À frente do Jornal do Povo, veículo comunista, em 1934 o Barão chegou a ser sequestrado por oficiais da Marinha influenciados por integralistas, um dos alvos da época de A Manha. O humorístico voltou à cena, desta vez com uma placa na porta do diretor, com os dizeres “entre sem bater, mas não saia sem anunciar”.
A militância fez com que o Barão acabasse compartilhando o cárcere com Graciliano Ramos e outros esquerdistas no final de 1935. Até o final da segunda grande guerra, as coisas não foram fáceis para o fidalgo barbudo. Em 1946, foi a vez de tentar a política. Candidatou-se a vereador no Rio de Janeiro com o slogan “mais água e mais leite, mas menos água no leite”. Acabou eleito e deu sua contribuição até a cassação do Partido Comunista em 1947.
De volta ao jornalismo, o Barão voltou a ter sucesso ao publicar os Almanhaques, compilações do material já publicado no A Manha com textos inéditos. O primeiro saiu em 1949. O último foi editado em 1955. Até a sua morte, em 1971, o Barão viu surgir uma nova geração do humor que viria a dar as cartas no jornalismo até a década de 1980. Nomes como Stanislaw Ponte Preta e Millôr Fernandes são discípulos diretos de Apporelly.

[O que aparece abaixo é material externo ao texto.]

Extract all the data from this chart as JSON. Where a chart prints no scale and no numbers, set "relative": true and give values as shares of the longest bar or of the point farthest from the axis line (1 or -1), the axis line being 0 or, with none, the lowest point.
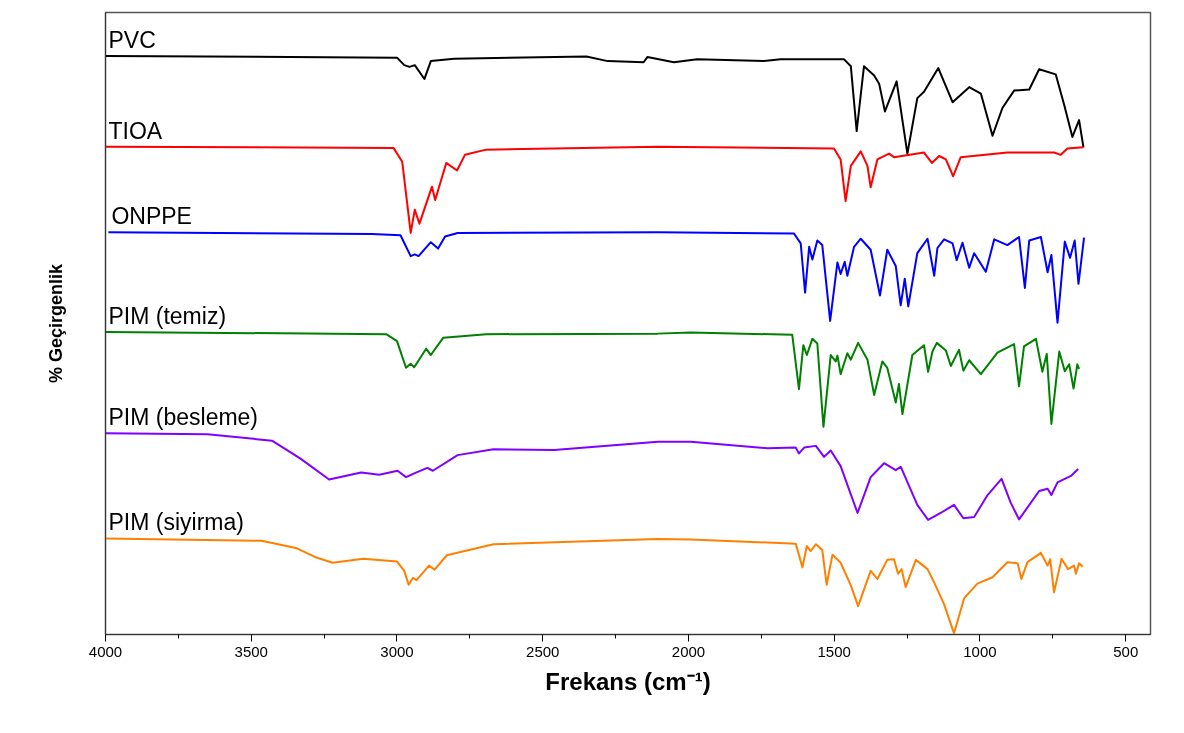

Bom saber que o legado do gaúcho continua firme. Prova é que o livro Entre sem bater – A vida de Aparício Torelly, o Barão de Itararé, escrito por Cláudio Figueiredo e lançado pela editora Casa da Palavra, em 2012, esgotou toda a sua tiragem. As 480 páginas são resultado de uma extensa pesquisa feita pelo autor, que em 1987 já havia lançado As duas vidas de Apparício Torelly – O Barão de Itararé. Um simpático perfil do Barão, de autoria de Leandro Konder, foi publicado em 1983 pela editora Brasiliense na coleção Encanto Radical. Em 1995, a editora Studioma relançou em bancas trechos do jornal A Manha, em edições bem populares. Todas as obras são leituras recomendáveis para se tornar discípulo do dono do único jornal que não tinha expediente, “porque jornal sério não vive de expediente, mas cobra assinaturas”.
Em 2002, a Editora da USP começou a publicar os Almanhaques em versão fac-similar. Três volumes trouxeram novamente aos leitores as piadas, charges, adivinhações, jogos e até receitas que surgiram da cachola do Barão. Um tesouro para ser garimpado nos sebos. Três vivas para o Barão, também patrono – à revelia, claro – deste blog.